LRAR n° 1505 1012 3FR,
pli sans enveloppe,
constitué d'un feuillet dactylographié
au recto, de format A4.

 

Mme Fabienne Pous,
Doyenne des juges d'instruction,
Palais de justice de Paris.

 

Madame,

 

 

Ce courrier fait partie du dossier de la plainte que je vous ai adressée, réceptionnée par votre bureau le 3 octobre 2005, que vous refusez toujours d'enregistrer.
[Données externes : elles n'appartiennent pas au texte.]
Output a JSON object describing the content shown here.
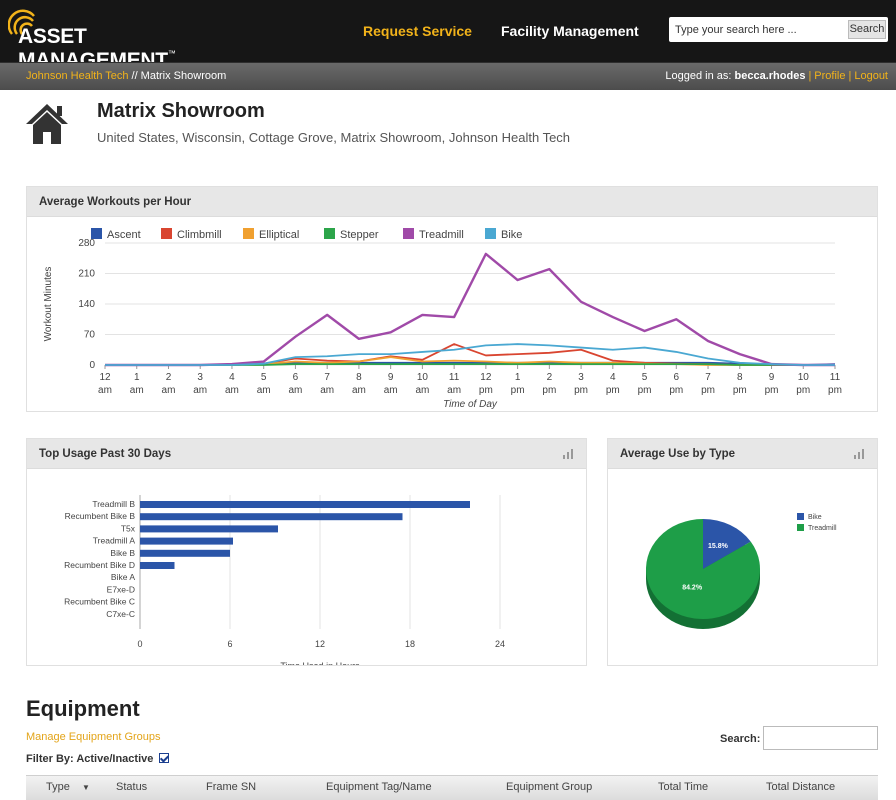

Il fait suite au courrier, qui fait de même partie de ce dossier, courrier réceptionné par votre bureau le 17 novembre 2005.

 

Ces deux courriers ainsi que la plainte originelle, seront adressés à la Cour européenne des droits de l'homme, en raison de votre refus d'assumer votre fonction de juge, m'interdisant même le droit de recours face à votre refus.

 

Vous avez reçu dernièrement la copie d'un arrêt du 24 novembre 2005, de la 4 ème chambre de l'instruction de la Cour d'appel de Paris, relatif à ma contestation de votre ordonnance de consignation de 6000 euros, concernant ma plainte à l'encontre de X, dans ce cas, M. Yves Bot, ex procureur de la République à Paris, et actuel procureur général près la Cour d'appel de Paris, pour falsification de documents judiciaires, et complicité de génocide avec les Juifs sionistes.

 

Vous avez donc pu lire vous-même, en page 3 de cet arrêt, la phrase suivante : « Considérant qu'aux termes de l'article 88 du code de procédure pénale, le juge d'instruction, après avoir constaté le dépôt de la plainte, fixe le montant de la consignation dont la partie civile qui n'a pas obtenu l'aide juridictionnelle devra  ».

 

Il ressort clairement du passage de cet arrêt rendu par les juges en charges de juger de la conformité à la légalité de vos actes, que vous devez faire acte de constater le dépôt d'une plainte, et ensuite acte de fixation du montant de la consignation.

 

La copie de cet arrêt vous a été adressée pour information, par le Parquet général.

 

De plus, je constate que vous bloquez ma plainte qui est dirigée contre le CRIF, pour fausses menaces de mort, alors qu'il y a une affaire exactement similaire qui est en cours d'instruction, par le juge Jean-Louis Périès, de Paris.

 

Je considère que ces procédés de fabriquer des fausses menaces de mort, de fausses injures antisémites, et autres stratagèmes pour nuire à des opposants politiques, de la part des Juifs sionistes, doivent cesser.

 

A cette fin, outre l'acte de rendre public cette affaire, je communique au juge Jean-Louis Périès, la copie de ce présent dossier, qui va être adressée sous peu à la Cour européenne des droits de l'homme.

 

Je vous prie de recevoir, Madame, l'expression de mes salutations distinguées.